What is Xclamation all about, and how significant a launch is it for Pernod Ricard India?
It’s a big moment for us. Xclamation is a major innovation and a big bet under Seagram’s. It taps into premiumisation, especially for Gen Z, who want bold, modern, high-quality products. The bottle design, the aluminium cap, and the liquid—whether it’s the finest Indian grain spirit, French grape brandy, or dual-cask Scotch whisky—speak premium. India is traditionally a whisky market, but repertoire drinking, that is, drinking based on moods or occasions, is rising, including among women. Under the same brand, we’re introducing five categories—whisky, brandy, rum, vodka, and gin—so consumers can choose based on the occasion. We see Xclamation alone contributing to 10% of our (sales) growth in the next decade. The range has been designed and crafted locally for the country’s growing base of aspirational and quality-conscious consumers.

Do you believe your premiumisation agenda has got a fillip with the sale of Imperial Blue?
The disposal of the Imperial Blue business aligns with our premiumisation-through-innovation strategy. It frees resources—both financial and organisational—to focus on higher-margin segments. Xclamation is part of this, along with innovations like Royal Stag Double Dark, Blenders Pride Four Elements (both premium whiskies), and Longitude 77, which is an Indian single-malt whisky. Having said that, let me add here that premiumisation isn’t only about ultra-expensive bottles. A consumer moving from country liquor to IMFL at an affordable price point is also premiumisation. We serve premiumisation across levels, helping consumers move up the ladder as their incomes rise.

Jean on future sales growth

What are your expectations in terms of sales growth after the Imperial Blue disposal?
India benefits from strong structural tailwinds: a young and growing population—around 20 million new legal drinking age consumers every year—and rising disposable incomes. These factors support our strategy. India is, and will continue to be, a key growth engine for the Pernod Ricard Group. It is already our second-largest market after the US by value and the largest by volume. Over the last five years, we grew 8% per annum, despite a subdued macro environment. We closed the fiscal year ending March 31, 2025 (FY25) with revenue of Rs 27,446 crore. With the Imperial Blue disposal and greater exposure to faster-growing premium segments, we believe we can move to low double-digit growth in the coming years.

What is your investment roadmap for India, given that Pernod Ricard is setting up Asia’s largest malt distillery in Maharashtra?
We invest continuously in our manufacturing footprint—95% of our volume is produced locally. And India is unique—it’s the only market where we produce at this scale for local consumption.

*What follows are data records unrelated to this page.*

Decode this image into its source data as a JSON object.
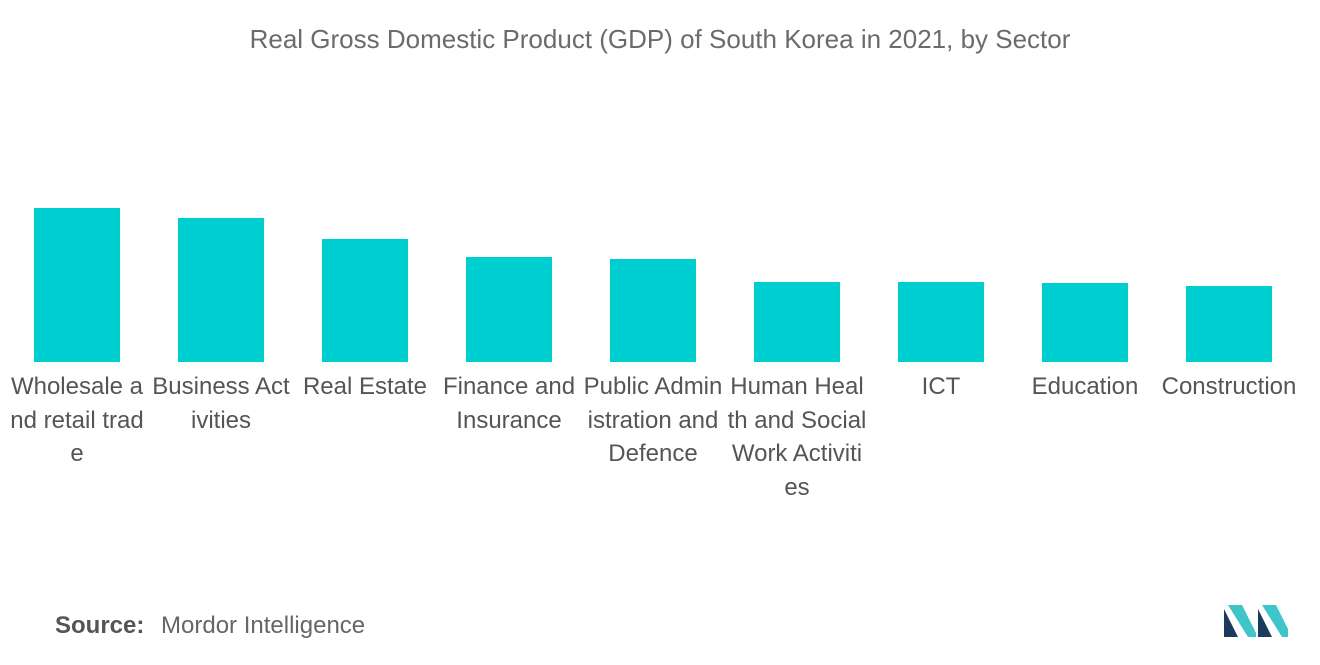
{
  "colors": {
    "bar": "#00cfd1",
    "logo_dark": "#1b3a5c",
    "logo_light": "#3dc5c9"
  },
  "chart_data": {
    "type": "bar",
    "title": "Real Gross Domestic Product (GDP) of South Korea in 2021, by Sector",
    "xlabel": "",
    "ylabel": "",
    "categories": [
      "Wholesale and retail trade",
      "Business Activities",
      "Real Estate",
      "Finance and Insurance",
      "Public Administration and Defence",
      "Human Health and Social Work Activities",
      "ICT",
      "Education",
      "Construction"
    ],
    "values": [
      154,
      144,
      123,
      105,
      103,
      80,
      80,
      79,
      76
    ],
    "ylim": [
      0,
      200
    ],
    "grid": false,
    "legend": "none"
  },
  "source": {
    "label": "Source:",
    "text": "Mordor Intelligence"
  },
  "logo": {
    "icon": "mordor-intelligence-logo-icon"
  }
}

Our premiumisation strategy is implemented globally, but India allows a deeply localised execution. As far as the Maharashtra project is concerned, it is a major one. The facility, at Butibori in Nagpur, will see an investment of up to €200 million (approximately Rs 1,785 crore) over 10 years, and will have the capacity to produce 13 million pure alcoholic litres annually. Land has been purchased and the multi-year process of clearances, construction, production, and ageing is underway. Before the Imperial Blue disposal, we had 24 plants in India. Post-transaction, we have 18 plants. As far as increasing plant count goes, that would depend on regulatory conditions and business scale in each state. If Bihar reopens, we would invest there. In Telangana, where we already have three units, we may expand if demand grows.

Jean on Maharashtra govt dispute over alcohol taxation

What is the legal dispute with the Maharashtra government over alcohol taxation?
To clarify, Pernod Ricard has not sued the Maharashtra government. The legal challenge has been made by the industry association, International Spirits & Wines Association of India (ISWAI). However, we wish to add that we support regulation. Alcohol is not a neutral product. It is rightfully regulated and taxed. But what we seek is a fair and transparent taxation framework that encourages premiumisation. When consumers drink less, but better, governments earn more revenue. It can be a win-win for both.

But alcohol majors have pointed out from time to time the uneven taxation here and the lack of ease of doing business. Isn’t this hurting sales?
We engage with authorities state-by-state, asking for a fair, transparent playing field. Governments decide the rules, and we respect that. Our role is to present win-win solutions for revenue generation, consumer benefit, and industry stability.